120775.fb2 American Obsession - читать онлайн бесплатно полную версию книги . Страница 24

American Obsession - читать онлайн бесплатно полную версию книги . Страница 24

From all camera angles, he was round, like the Pillsbury dough boy.

Only with a side part and wearing saddle shoes. "The way his former associates tell the story," Jed went on, "Dewayne Korb snacked his way to greatness. He kept a Rubbermaid trash can full of highcalorie treats right beside his keyboard. That's how he managed to put in all those twenty-four hour days at the computer. But we all know how quickly brain food turns to butt food...."

The video shot zoomed in on the broad expanse of the billionaire's backside. There was enough widewale corduroy there to upholster a large armchair.

"And now the moment you've all been waiting for," Jed announced. "Look at who's buffed!"

Dr. Smith shifted uneasily in his ergonomic chair. Unlike the rest of the show's national audience, the head of CURE had a pretty good inkling of what he was about to see. And despite that, he was not prepared for what came next.

The "Peephole USA" camera caught Princess Pye as she posed for the media outside a Manhattan members-only night spot. Her face was chiseled perfection. Her body no longer a heap of unsightly bulges. Its fat content was near zero. The sleeveless bare-midriff top she wore exposed a sleek stomach that was a perfect gridwork washboard above the small, sexy indent of her navel. She had a waist like a wasp, and though she'd lost a good yard from the girth of her hips, the narrowness of her midsection made it appear that she still had womanly curves. Gone was the shuddering heft of her thighs. Those dimpled columns were just a memory. A dream, fading. The legs the princess's miniskirt revealed were slender and shapely from ankle to hip.

And even more stunning than her fat loss, than her muscle increase, was the overall tone of her body. Princess Pye absolutely glowed.

One of the reporters present called out a question. "How'd you do it, Princess?"

The blond beauty gave him a dazzling flash of white teeth and baby blue eyes. "Wouldn't you like to know," she teased.

The video then cut to Skizzle, onstage. The rock star had been changed radically, as well. He was no longer the staggering, drunken blimp. He looked like Mr. Universe in cutoff Levi's. The immense size of his chest and arms had stretched his tattoos almost beyond recognition. And there were a couple of new twists to his stage act.
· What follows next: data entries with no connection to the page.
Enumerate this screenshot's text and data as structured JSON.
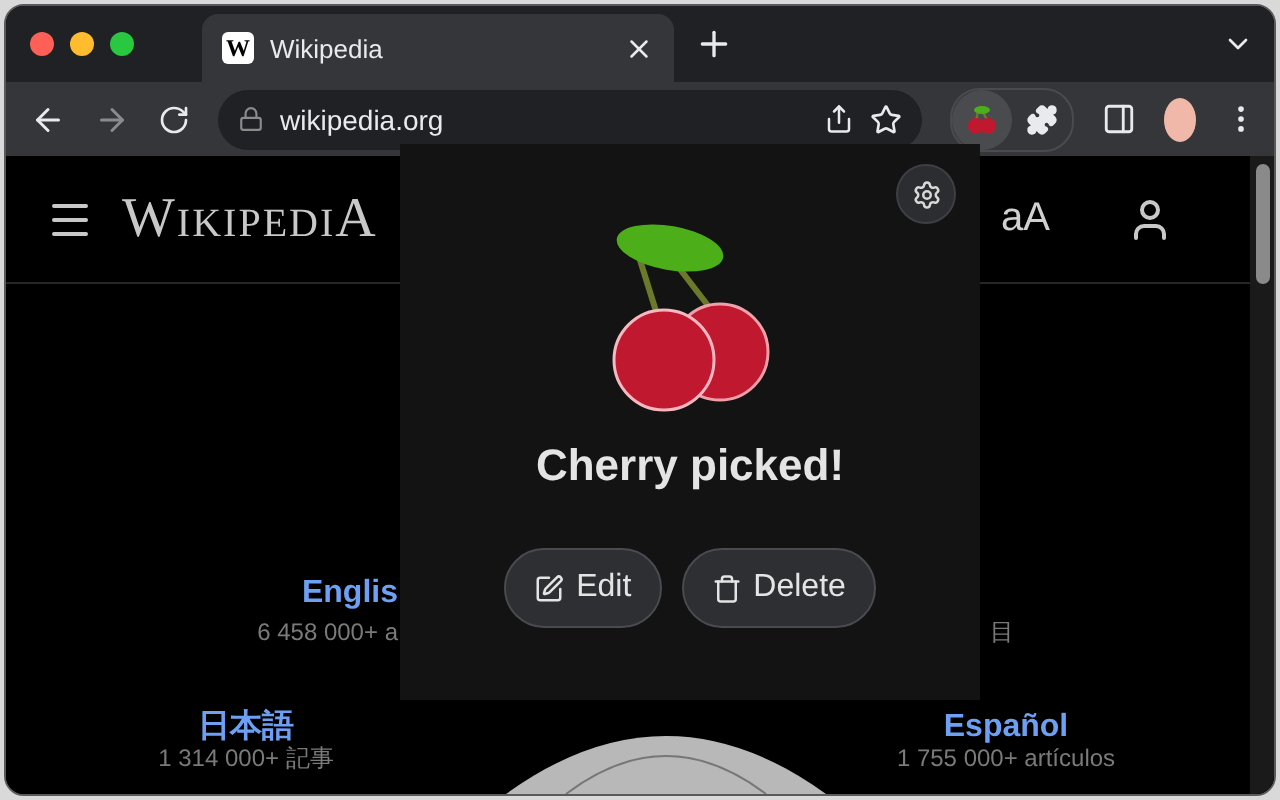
{
  "browser": {
    "tabs": [
      {
        "title": "Wikipedia",
        "favicon": "W",
        "selected": true
      }
    ],
    "address": "wikipedia.org"
  },
  "page": {
    "logo": "WikipediA",
    "text_size_label": "aA",
    "featured": [
      {
        "name": "Englis",
        "count": "6 458 000+ a"
      }
    ],
    "right_fragment": "目",
    "languages": [
      {
        "name": "日本語",
        "count": "1 314 000+ 記事"
      },
      {
        "name": "Español",
        "count": "1 755 000+ artículos"
      }
    ]
  },
  "popup": {
    "title": "Cherry picked!",
    "buttons": [
      {
        "label": "Edit",
        "kind": "edit"
      },
      {
        "label": "Delete",
        "kind": "delete"
      }
    ]
  }
}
He jumped as he sang and danced.

This was no hidden-trampoline trick. Over and over, Skizzle leaped five or six feet in the air, effortlessly, and completely on his own. This thanks to his hugely developed calves and hams. His high jumping antics sent his fans into delirium.

And the famous public drunkard had switched from drinking a case of Black Death Porter quarts onstage to drinking a case of Bertolli Olive Oil sixty-eight-ouncers. The plastic bottles with the jug handles. He also had a new international tour to promote his new CD.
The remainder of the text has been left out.